The language change comes at a time of increasing professional and public concern about overuse of stents, and increasing scrutiny by insurers and government agencies. It applies to guidelines on more than a dozen specific cardiac procedures. The revascularization guidelines, which are due to be revised in the next year, will apply the wording change to stents.
More than a half-million metal mesh tubes called stents are inserted into cardiac arteries each year to prop open blocked blood vessels that lead to the heart. Many are implanted immediately following a heart attack, and those are thought to be nearly universally appropriate. But many stents used in elective cases are increasingly seen as unnecessary.
A 2011 study published in the Journal of the American Medical Association examined 500,000 cases of percutaneous coronary intervention—which often includes implanting of a stent—and found that 12% of the elective cases were considered “inappropriate” under the clinical guidelines. Those 16,838 inappropriate cases were distributed irregularly, and some hospitals had much higher rates of “inappropriate” use than others.

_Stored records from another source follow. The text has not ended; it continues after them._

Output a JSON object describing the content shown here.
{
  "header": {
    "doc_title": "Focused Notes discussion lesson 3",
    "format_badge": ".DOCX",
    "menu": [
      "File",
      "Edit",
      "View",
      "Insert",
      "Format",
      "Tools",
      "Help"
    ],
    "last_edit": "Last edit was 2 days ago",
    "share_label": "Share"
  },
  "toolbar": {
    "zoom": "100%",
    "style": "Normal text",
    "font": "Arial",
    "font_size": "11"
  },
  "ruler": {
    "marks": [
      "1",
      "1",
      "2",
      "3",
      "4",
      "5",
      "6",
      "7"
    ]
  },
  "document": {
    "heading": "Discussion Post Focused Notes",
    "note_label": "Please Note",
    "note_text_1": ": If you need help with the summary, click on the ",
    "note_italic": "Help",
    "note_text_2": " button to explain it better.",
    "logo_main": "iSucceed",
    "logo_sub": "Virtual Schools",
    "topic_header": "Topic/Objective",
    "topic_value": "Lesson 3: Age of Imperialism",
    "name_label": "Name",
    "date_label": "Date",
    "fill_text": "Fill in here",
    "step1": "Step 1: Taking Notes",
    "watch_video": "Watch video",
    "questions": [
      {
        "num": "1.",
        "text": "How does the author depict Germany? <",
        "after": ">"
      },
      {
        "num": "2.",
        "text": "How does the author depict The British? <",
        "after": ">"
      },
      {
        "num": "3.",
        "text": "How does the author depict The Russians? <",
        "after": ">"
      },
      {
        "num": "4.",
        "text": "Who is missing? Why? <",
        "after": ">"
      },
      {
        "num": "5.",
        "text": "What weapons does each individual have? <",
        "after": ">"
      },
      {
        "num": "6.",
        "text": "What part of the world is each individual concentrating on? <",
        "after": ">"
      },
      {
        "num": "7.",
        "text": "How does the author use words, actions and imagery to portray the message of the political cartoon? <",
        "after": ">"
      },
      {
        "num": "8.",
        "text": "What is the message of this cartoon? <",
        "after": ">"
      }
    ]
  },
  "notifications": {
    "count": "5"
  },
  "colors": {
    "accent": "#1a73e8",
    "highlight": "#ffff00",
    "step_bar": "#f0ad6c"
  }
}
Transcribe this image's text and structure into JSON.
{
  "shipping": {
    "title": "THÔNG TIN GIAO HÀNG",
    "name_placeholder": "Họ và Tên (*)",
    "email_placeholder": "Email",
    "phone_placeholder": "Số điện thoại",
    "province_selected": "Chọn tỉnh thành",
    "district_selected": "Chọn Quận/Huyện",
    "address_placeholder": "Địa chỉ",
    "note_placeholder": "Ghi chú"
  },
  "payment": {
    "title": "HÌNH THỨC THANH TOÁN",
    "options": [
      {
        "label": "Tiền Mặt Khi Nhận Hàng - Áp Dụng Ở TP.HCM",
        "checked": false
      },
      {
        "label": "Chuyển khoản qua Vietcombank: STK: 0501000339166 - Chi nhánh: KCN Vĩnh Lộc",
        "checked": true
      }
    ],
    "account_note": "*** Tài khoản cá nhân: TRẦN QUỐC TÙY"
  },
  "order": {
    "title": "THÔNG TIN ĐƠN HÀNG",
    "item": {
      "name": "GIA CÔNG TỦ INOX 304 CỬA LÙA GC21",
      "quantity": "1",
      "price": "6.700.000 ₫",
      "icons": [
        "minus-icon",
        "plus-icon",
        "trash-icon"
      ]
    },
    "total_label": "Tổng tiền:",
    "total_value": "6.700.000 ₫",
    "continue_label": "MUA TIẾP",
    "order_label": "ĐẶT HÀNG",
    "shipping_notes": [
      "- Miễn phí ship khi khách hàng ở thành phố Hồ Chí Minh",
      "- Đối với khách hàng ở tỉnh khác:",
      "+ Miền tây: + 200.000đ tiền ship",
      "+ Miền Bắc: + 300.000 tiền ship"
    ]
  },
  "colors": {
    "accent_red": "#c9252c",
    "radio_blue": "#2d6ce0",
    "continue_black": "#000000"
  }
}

In the past several years, at least four hospitals have settled stent-overuse allegations without admitting wrongdoing. Meanwhile, three cardiologists have gone to prison based on evidence that their patients didn't have enough arterial blockage to justify using stents and that they fraudulently changed the medical records to show more blockage than actually existed.
Numerous studies have found that medications can be just as effective as stents for non-emergency patients, while costing less and producing fewer long-term complications. All that has led insurers to start clamping down on procedures labeled “inappropriate” under the clinical guidelines.
But an ACC leader said sometimes a service is not “rarely appropriate,” it's always inappropriate.
Dr. John Harold, president of the ACC and a cardiologist at Cedars-Sinai Heart Institute in Los Angeles, said inserting a cardiac stent without the degree of arterial blockage that meets clinical criteria should always be considered inappropriate. But those cases are fraud, he said, and they don't fit inside any category in the appropriateness guidelines.
“We're not defending criminal activity,” he said. “Yes, there are outliers. They have received media attention and no one in any of the societies is defending them. They should be dealt with accordingly.”